This daily cycle could serve as a critical test of the models’ representation of the physical processes controlling cloud life cycle. One unique product from ARM is cloud vertical profile measurements derived from an integration of multiple active remote sensors, including millimeter wavelength cloud radars, laser ceilometers, and micropulse lidars [Active Remote Sensing of Clouds product (ARSCL)]. Figure 2 shows a comparison between observed and simulated diurnal cycle of cloud vertical structure over the ARM midlatitude and tropical sites (i.e., SGP and Manus), where prominent climatological diurnal cycle of clouds is present. Over the SGP site, a lack of cloud transition from shallow to deep during summertime [June–August (JJA)] is shown in the Energy Exascale Earth System Model (E3SM). This is a common model bias which is related to model deep convection that is triggered too easily and does not allow low clouds to build up. The Manus site exhibits a strong diurnal cycle, with a maximum in low cloud fraction occurring at early local noon and followed by a maximum in high cloud hours later. Similarly, the model in general underestimated the lower cloud and overestimated high cloud, which is also lack of diurnal variability.

Fig. 2.

Climatological composite diurnal cycle of clouds (left) from observed and (right) simulated by E3SM: (top) JJA mean at SGP and (bottom) annual mean at Manus.

Fig. 2.

Climatological composite diurnal cycle of clouds (left) from observed and (right) simulated by E3SM: (top) JJA mean at SGP and (bottom) annual mean at Manus.

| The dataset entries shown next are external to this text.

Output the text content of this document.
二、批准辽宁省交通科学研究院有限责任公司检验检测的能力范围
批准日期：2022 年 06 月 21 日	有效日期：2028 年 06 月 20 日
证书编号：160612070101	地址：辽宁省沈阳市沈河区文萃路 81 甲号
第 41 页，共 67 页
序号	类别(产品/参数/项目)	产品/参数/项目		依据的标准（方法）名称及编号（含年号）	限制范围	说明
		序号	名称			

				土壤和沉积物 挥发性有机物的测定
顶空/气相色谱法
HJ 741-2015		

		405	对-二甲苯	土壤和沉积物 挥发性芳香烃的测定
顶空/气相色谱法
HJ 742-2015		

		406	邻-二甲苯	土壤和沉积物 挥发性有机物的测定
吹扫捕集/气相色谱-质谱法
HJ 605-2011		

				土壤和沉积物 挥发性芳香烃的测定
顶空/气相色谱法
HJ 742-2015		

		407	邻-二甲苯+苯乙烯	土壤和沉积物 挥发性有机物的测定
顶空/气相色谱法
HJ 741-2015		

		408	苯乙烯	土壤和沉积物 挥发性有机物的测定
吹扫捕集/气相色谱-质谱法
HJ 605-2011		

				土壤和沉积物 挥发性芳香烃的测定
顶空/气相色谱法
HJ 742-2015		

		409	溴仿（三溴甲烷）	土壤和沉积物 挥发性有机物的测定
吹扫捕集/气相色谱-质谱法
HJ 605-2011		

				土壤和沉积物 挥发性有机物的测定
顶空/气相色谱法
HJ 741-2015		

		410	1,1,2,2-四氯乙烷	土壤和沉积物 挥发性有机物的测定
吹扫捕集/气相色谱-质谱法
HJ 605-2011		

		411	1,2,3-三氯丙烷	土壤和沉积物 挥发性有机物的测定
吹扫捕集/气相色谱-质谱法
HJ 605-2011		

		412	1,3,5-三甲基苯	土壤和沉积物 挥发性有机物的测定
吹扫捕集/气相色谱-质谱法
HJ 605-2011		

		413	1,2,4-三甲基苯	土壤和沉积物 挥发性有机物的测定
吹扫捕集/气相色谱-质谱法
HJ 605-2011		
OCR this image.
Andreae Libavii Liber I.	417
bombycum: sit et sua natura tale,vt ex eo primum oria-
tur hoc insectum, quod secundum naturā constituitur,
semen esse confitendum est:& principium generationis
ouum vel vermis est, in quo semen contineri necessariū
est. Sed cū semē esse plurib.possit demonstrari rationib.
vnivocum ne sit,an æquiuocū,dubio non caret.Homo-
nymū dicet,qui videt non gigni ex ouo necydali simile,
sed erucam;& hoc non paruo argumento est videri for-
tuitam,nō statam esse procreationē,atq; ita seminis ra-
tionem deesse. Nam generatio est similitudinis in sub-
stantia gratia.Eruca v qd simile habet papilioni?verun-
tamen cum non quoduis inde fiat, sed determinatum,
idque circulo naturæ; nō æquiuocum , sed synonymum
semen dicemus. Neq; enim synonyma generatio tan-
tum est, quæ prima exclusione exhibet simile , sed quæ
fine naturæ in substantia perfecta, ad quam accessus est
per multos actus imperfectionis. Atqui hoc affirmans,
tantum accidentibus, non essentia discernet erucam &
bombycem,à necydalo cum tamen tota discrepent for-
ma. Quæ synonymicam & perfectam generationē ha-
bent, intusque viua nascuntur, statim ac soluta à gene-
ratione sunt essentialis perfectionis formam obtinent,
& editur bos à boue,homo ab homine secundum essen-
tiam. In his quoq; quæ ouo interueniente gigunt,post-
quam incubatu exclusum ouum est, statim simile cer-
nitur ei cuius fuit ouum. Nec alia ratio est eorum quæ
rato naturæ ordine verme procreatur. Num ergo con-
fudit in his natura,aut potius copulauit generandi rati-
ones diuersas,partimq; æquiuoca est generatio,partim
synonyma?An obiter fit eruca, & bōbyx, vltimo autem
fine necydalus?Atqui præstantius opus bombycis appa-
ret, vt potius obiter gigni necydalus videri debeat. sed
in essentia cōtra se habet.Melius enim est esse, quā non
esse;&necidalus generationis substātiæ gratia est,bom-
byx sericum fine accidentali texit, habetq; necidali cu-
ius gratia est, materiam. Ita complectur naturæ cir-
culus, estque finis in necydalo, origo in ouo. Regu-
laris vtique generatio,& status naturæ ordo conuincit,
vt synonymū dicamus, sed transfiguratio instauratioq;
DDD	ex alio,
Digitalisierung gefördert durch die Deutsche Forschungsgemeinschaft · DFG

Diurnal cycle of precipitation.

Diurnal cycle of precipitation often serves as a benchmark for climate models. The diurnal cycle diagnostics in ARM-DIAGS, which compare the precipitation intensity and its peak time, have been utilized by the E3SM development team to assess the performance of a newly developed convection triggering mechanism (Xie et al. 2019). Figure 3 shows that all climate models including the default E3SM are not able to capture the observed nocturnal peak which is often associated with the eastward propagation of mesoscale convective systems. A recently developed convective triggering function, which incorporates an empirical dynamic constraint and allows elevated convection to be captured, started to pick up the early morning peak time, although the intensity is still too weak. These diagnostics are useful to repeat continually, especially when new features in convection parameterizations are implemented.

Fig. 3.

(left) Black dots are ARM observations. Curves are the first harmonics: gray for CMIP5 model AMIP type of runs. Color curves are from DOE’s E3SM Atmosphere Model (EAM v1) with a standard control run and a run using newly developed convection triggers [a detailed experiment description can be found in Xie et al. (2019)]. (right) Mapping precipitation peak time and amplitude (mm day‒1) from the first harmonics to polar coordinate.

Fig. 3.

(left) Black dots are ARM observations. Curves are the first harmonics: gray for CMIP5 model AMIP type of runs. Color curves are from DOE’s E3SM Atmosphere Model (EAM v1) with a standard control run and a run using newly developed convection triggers [a detailed experiment description can be found in Xie et al. (2019)]. (right) Mapping precipitation peak time and amplitude (mm day‒1) from the first harmonics to polar coordinate.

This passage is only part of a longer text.